Vamos falar da história nada provisória do IOF, o transitório que se perpetuou
Por Deia Gorayeb*
Algumas tradições brasileiras parecem ter certa malícia, em meio ao mundo em constante renovação. Ainda assim, continuam poderosas. Por exemplo: as Festas Juninas, com suas fogueiras e bandeirinhas. Elas são uma lembrança de como certos rituais se mantêm vivos no imaginário coletivo, mesmo em meio às transformações do tempo. Essa reflexão sobre o que deveria ser transitório, mas se torna estrutural, também serve para pensar certos mecanismos da nossa economia. E poucos ilustram isso tão bem quanto o IOF.
Criado em 1966, o Imposto sobre Operações Financeiras (IOF) nasceu como um instrumento de regulação econômica. Sua função seria atuar sobre operações de crédito, câmbio, seguros e investimentos, controlando a liquidez e protegendo o sistema financeiro em momentos específicos. Na teoria, é um imposto de caráter transitório, acionado conforme a necessidade da política econômica. Na prática, o IOF se consolidou como uma ferramenta permanente de arrecadação, frequentemente usada para reforçar o caixa do Governo Federal diante de desafios fiscais.
O que deveria ser uma válvula de ajuste se transformou em uma linha fixa na arrecadação pública. O IOF incide sobre operações cotidianas – empréstimos, financiamentos, seguros, remessas internacionais e compras com cartão de crédito no exterior. É aquela cobrança que aparece na sua fatura quando você se aventura a consumir em dólar, euro ou peso.

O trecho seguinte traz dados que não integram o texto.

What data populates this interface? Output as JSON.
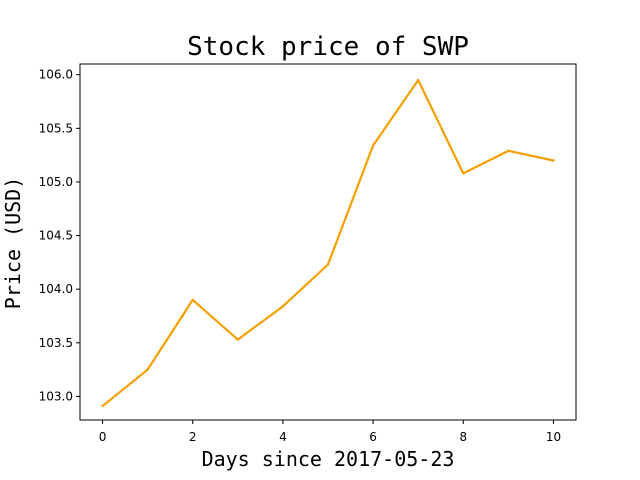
{
  "chart_data": {
    "type": "line",
    "title": "Stock price of SWP",
    "xlabel": "Days since 2017-05-23",
    "ylabel": "Price (USD)",
    "x": [
      0,
      1,
      2,
      3,
      4,
      5,
      6,
      7,
      8,
      9,
      10
    ],
    "series": [
      {
        "values": [
          102.91,
          103.25,
          103.9,
          103.53,
          103.84,
          104.23,
          105.34,
          105.95,
          105.08,
          105.29,
          105.2
        ],
        "color": "#f5a000"
      }
    ],
    "xticks": [
      "0",
      "2",
      "4",
      "6",
      "8",
      "10"
    ],
    "yticks": [
      "103.0",
      "103.5",
      "104.0",
      "104.5",
      "105.0",
      "105.5",
      "106.0"
    ],
    "xlim": [
      -0.5,
      10.5
    ],
    "ylim": [
      102.78,
      106.1
    ],
    "grid": false,
    "legend": false
  }
}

Esse fenômeno não é isolado. Ele revela uma lógica recorrente na política fiscal brasileira: instrumentos criados como soluções pontuais acabam se tornando permanentes. Em vez de avançar rumo a um sistema mais claro, previsível e eficiente, preservam-se dispositivos que operam como atalhos fiscais de curto prazo.
E não para por aí. O IOF também protagoniza cenas no palco internacional. O Brasil firmou acordos comerciais com o Mercosul, União Europeia e outros parceiros, comprometendo-se a reduzir – ou eliminar – o IOF sobre operações financeiras internacionais. Na teoria, uma estratégia para modernizar o ambiente econômico e atrair investimentos. Na prática, a promessa ficou na diplomacia. O contribuinte segue pagando IOF sempre que usa o cartão no exterior ou faz uma compra digital lá fora.
Enquanto isso, seguimos observando como o IOF – originalmente um mecanismo de regulação – se tornou um retrato da dificuldade brasileira em encerrar ciclos, revisar práticas e transformar o provisório em, de fato, transitório. Uma escolha que não diz respeito apenas às finanças públicas, mas ao próprio modelo de desenvolvimento que o país pretende construir.
*Deia Gorayeb é economista. Atua no mercado financeiro como investidora, estrategista de negócios e conselheira de empresas.